Mark also flagged a concern he calls the “third wave.”
This is the point when homeowners who have been undecided finally choose to either rebuild or sell their properties
. He worries that opportunistic, well-capitalized developers and “investment-style companies” will “swoop up” these properties to build what he describes as “passable luxury housing”. Whether this plays out depends on whether policy restrictions are put in place to prevent these companies from “sweeping up” the local real estate
Sustainable Luxury Home Design Is Becoming Invisible – and Better for It
In the late 1990s and early 2000s, sustainable features in luxury homes were displayed. Solar panels on the roof. Rainwater cisterns expressed as architectural elements. High performance was luxury, and the message was clear: look how consciously we built this.
What Mark is excited about in sustainable luxury home design now is the opposite.

Today’s luxury client still values sustainability – energy efficiency, stormwater management, fire resilience – but wants it integrated invisibly. Solar panels that disappear into the roofline. A green roof that blurs into a living interior-exterior connection. Fire-resilient construction that does not look like a bunker.
“Great design – you do not even notice it. That is what I am working toward now – sustainable systems that are just inherent to the architecture, that improve it, that you would never know were there unless someone told you.” – Mark Nichols, Founder, MNichols Design
This applies especially to fire resilience.

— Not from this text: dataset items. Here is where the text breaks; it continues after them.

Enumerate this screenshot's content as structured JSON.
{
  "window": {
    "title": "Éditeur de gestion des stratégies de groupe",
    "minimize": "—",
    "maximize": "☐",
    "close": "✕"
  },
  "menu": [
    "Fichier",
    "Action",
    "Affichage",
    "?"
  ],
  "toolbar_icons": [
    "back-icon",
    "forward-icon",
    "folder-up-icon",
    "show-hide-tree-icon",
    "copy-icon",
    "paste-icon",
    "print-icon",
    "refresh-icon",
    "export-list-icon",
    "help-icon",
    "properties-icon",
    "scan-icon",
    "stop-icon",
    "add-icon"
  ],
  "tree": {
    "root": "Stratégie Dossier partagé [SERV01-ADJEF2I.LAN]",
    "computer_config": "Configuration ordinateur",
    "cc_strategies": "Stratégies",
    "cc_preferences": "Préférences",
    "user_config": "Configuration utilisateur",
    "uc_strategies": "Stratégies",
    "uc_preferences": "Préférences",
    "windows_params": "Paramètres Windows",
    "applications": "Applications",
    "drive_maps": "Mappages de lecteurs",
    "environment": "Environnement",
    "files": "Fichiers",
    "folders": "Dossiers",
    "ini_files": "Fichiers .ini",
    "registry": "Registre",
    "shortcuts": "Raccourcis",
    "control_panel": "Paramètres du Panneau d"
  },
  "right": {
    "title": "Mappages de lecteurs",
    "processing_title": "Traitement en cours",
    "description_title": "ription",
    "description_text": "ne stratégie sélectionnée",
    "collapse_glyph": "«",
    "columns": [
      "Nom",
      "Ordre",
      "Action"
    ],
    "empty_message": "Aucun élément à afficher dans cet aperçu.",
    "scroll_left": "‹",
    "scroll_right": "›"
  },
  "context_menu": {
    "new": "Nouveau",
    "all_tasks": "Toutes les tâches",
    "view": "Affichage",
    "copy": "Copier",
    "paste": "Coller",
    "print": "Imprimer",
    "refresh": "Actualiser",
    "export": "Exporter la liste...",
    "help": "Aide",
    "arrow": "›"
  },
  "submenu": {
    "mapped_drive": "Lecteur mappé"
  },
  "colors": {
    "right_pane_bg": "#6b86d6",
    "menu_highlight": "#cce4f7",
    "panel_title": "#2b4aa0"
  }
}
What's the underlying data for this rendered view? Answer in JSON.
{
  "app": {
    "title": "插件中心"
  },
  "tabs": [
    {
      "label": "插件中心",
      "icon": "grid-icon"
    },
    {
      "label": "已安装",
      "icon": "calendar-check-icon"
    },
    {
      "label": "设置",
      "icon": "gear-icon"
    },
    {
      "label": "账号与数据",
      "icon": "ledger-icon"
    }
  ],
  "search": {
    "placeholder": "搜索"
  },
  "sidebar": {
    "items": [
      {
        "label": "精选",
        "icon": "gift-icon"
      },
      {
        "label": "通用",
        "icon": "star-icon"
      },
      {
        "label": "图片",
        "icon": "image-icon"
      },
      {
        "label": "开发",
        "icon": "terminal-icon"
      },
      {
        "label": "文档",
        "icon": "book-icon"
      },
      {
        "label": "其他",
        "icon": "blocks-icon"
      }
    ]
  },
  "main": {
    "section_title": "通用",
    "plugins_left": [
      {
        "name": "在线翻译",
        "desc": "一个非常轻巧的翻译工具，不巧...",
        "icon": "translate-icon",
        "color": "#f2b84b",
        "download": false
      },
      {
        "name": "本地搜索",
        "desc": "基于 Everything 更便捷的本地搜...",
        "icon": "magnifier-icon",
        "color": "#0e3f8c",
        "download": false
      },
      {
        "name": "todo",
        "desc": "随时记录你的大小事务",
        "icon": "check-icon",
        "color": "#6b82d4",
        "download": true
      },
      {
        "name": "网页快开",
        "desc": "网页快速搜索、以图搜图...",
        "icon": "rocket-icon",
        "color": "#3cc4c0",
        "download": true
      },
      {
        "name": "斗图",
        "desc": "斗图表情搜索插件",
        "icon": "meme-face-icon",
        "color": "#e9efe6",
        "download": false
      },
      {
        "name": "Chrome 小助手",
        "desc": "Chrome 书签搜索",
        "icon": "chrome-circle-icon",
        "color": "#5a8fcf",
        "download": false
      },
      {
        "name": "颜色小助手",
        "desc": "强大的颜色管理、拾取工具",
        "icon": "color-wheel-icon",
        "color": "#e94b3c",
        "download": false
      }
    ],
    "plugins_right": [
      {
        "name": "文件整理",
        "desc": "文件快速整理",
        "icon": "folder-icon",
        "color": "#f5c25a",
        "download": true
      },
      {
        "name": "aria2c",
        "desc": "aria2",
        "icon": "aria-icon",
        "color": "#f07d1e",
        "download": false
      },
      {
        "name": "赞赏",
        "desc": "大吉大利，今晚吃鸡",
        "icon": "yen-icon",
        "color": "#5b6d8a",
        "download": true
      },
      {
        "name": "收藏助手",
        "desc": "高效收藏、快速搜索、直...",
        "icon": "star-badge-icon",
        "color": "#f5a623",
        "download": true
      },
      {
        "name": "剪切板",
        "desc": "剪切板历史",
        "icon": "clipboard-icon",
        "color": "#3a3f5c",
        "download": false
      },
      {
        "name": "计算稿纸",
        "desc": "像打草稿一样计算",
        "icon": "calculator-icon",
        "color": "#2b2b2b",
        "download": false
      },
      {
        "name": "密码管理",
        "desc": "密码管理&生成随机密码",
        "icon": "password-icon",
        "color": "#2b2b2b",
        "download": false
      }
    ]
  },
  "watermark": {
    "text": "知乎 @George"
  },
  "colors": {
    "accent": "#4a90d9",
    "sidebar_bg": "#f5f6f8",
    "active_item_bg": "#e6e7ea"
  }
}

The standard fire-ready home diagram is technically defensible but livable for no one: boxy structure, tiny windows, gravel yard.
Mark is working through what a high-end, fire-resilient home actually looks like – deep roof overhangs, rooftop sprinklers that activate in the five-foot perimeter zone, strategic vegetation placement instead of bare lots. The challenge and the opportunity are the same: make safety feel like luxury custom home architecture.
The Takeaway
The design phase in luxury custom home architecture is not overhead. It is leverage. What you invest there compounds through every phase that follows. For anyone considering a custom build, a new construction vs. resale decision, or a fire rebuild, the first step is choosing an architect who listens, front-loads the process, and solves problems creatively instead of defensively. Start by understanding where you stand – get a home valuation, browse current listings and available properties, and understand how school zones shape neighborhood value before committing to a direction.
Whether you are working with buyers, managing properties, or supporting sellers in Whatcom County, Washington – this conversation is a reminder that the depth of the design process is what determines the outcome. And as Mark Nichols MNichols Design shows, the best outcomes often come from the hardest constraints.